Sacrificing health, family, and friends to get there too soon may not be a wise trade-off.

It doesn’t make early retirement a bad thing. It just means that even good things necessitate trade-offs and too much of a good thing can be a bad thing.

It may be possible to learn a new language. It is impossible to learn a new language AND binge-watch shows on Netflix each week. You may have time to volunteer for your church or charitable group. You don’t have time for that AND three hours of cable news daily.

Life Requires Trade-offsWhat about your legacy?

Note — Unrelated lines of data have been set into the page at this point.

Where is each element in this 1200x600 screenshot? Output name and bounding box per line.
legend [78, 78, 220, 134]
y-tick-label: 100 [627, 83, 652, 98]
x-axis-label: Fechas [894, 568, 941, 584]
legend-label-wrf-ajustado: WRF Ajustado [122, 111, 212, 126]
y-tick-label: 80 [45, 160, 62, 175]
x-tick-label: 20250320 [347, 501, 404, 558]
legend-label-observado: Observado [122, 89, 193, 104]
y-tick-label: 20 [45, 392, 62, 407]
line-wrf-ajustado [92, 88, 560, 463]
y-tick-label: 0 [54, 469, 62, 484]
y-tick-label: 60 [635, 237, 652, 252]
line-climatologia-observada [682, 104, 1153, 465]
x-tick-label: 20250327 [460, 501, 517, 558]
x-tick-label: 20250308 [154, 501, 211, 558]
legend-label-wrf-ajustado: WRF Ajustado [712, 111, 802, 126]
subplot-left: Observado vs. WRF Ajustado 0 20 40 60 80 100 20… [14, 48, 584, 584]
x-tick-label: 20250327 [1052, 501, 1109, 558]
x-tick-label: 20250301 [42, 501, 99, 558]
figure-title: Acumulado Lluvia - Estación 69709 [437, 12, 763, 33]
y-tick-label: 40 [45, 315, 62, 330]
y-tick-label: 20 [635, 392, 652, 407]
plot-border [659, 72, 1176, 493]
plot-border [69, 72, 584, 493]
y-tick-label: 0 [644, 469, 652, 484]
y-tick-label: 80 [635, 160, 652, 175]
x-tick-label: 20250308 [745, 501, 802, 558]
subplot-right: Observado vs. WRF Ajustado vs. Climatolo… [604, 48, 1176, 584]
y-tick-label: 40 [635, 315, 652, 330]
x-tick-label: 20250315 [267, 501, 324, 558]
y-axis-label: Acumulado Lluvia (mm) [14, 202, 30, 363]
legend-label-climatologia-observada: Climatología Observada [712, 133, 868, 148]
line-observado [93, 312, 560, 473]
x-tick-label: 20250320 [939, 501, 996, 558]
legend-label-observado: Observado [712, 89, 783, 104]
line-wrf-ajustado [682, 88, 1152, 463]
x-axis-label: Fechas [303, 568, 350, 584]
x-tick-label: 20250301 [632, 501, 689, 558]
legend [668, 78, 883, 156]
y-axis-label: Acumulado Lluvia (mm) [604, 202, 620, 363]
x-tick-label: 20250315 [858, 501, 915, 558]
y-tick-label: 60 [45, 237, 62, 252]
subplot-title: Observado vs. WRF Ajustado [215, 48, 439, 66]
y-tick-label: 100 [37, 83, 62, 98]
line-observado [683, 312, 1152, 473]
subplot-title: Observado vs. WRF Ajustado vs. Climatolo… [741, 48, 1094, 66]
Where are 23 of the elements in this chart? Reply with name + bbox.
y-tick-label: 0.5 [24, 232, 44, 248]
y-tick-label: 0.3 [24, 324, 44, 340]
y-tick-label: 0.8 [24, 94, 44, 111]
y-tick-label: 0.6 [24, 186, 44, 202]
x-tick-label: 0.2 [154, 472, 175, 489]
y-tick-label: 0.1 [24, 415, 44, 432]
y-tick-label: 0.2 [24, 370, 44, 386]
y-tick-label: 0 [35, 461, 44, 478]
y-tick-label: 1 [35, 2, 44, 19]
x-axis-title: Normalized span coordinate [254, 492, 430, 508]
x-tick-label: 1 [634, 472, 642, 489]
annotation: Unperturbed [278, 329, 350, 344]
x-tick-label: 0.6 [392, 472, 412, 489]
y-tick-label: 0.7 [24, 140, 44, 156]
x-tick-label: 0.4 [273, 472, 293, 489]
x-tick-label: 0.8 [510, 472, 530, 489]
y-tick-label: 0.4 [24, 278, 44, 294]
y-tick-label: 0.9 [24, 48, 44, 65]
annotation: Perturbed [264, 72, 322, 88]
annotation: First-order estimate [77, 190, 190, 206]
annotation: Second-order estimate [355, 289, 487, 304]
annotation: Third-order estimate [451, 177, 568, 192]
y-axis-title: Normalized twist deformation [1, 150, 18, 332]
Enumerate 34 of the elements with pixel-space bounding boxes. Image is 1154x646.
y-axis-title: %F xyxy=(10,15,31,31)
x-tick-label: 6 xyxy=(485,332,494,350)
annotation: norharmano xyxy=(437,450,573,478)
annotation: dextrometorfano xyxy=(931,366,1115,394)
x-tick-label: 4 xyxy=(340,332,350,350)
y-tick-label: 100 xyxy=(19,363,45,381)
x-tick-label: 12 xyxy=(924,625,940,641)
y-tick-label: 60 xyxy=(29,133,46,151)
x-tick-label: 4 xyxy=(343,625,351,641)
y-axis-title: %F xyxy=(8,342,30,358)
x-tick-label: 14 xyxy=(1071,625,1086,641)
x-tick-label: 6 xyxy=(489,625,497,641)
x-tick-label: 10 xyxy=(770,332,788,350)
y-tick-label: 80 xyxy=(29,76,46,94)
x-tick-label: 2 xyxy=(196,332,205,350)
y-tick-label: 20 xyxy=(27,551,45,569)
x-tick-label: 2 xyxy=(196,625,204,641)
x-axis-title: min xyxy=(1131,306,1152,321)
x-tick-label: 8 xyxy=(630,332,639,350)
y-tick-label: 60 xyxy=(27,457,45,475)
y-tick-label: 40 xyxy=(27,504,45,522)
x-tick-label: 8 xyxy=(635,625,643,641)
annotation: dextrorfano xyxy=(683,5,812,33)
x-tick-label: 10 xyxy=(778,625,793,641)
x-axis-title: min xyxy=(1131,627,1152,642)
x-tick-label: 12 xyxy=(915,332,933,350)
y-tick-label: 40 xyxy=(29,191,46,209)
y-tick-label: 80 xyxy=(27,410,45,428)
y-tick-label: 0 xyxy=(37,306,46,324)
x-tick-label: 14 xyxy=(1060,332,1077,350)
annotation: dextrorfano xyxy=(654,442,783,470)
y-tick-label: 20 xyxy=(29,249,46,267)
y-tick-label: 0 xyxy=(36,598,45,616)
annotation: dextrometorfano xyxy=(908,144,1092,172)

You leave more than wealth and a casket behind. Leaving a meaningful inheritance to your children may be a noble goal, but it won’t earn any “Dad of the Year” awards post-mortem. What is the optimal number of soccer games worth missing? Prioritizing our time is not an easy task. Kids and grandkids want quality time more than your career success. It doesn’t mean emphasizing both is impossible, but you have a limited amount of time, capacity, and resources. My uncle’s eulogy of my Granddad will always resonate with me. “He was a great man, but he was a good man.” My interpretation—he was successful…but not too successful. He turned down a great career opportunity early on in life, which would have required moving his family from West Virginia to New York.

His father had died young, and he moved a lot as a child. He had already decided never to move his wife and four children for career advancement, and he never did. The trade-off—he died at 92 with less money…and more love.

One of my clients passed away recently, and her service was packed.  This woman was also loved. The idea that impressed upon me personally was to think about how I need to live my life so that my funeral is standing room only.

One of the trade-offs might be a smaller inheritance for my kids. I hope they still love me as much as my Granddad’s kids loved him!

Before my wife and I had children, we went through a study at church entitled, “Why can’t you be normal like me?” Now there’s a feeling that everyone in the world can relate to. Everyone has to solve their own puzzle, which is this—determining and constantly tweaking the optimal set of trade-offs. Solutions can be found in arithmetic, think tanks, and the minds of politicians and egomaniacs. But there are no unicorns in the real world.

Trade-offs exist in reality, and the optimal ones in our personal lives, families, businesses, churches, government, and investment portfolios require compromise, truth-seeking, discipline, courage, humility, prayerfulness, service, and sacrifice. Hope for better outcomes demands that more of us see through a lens of constraint, as Thomas Sowell would say. The Garden of Eden has been spoiled. Utopia will always be a myth. The Holy Grail is to realize it doesn’t exist. Contentment is a fragile thing. It didn’t exist in the good, old days. It isn’t something to long for when the perfect set of circumstances finally coalesce. But this doesn’t mean a wonderful, balanced life is not within your grasp.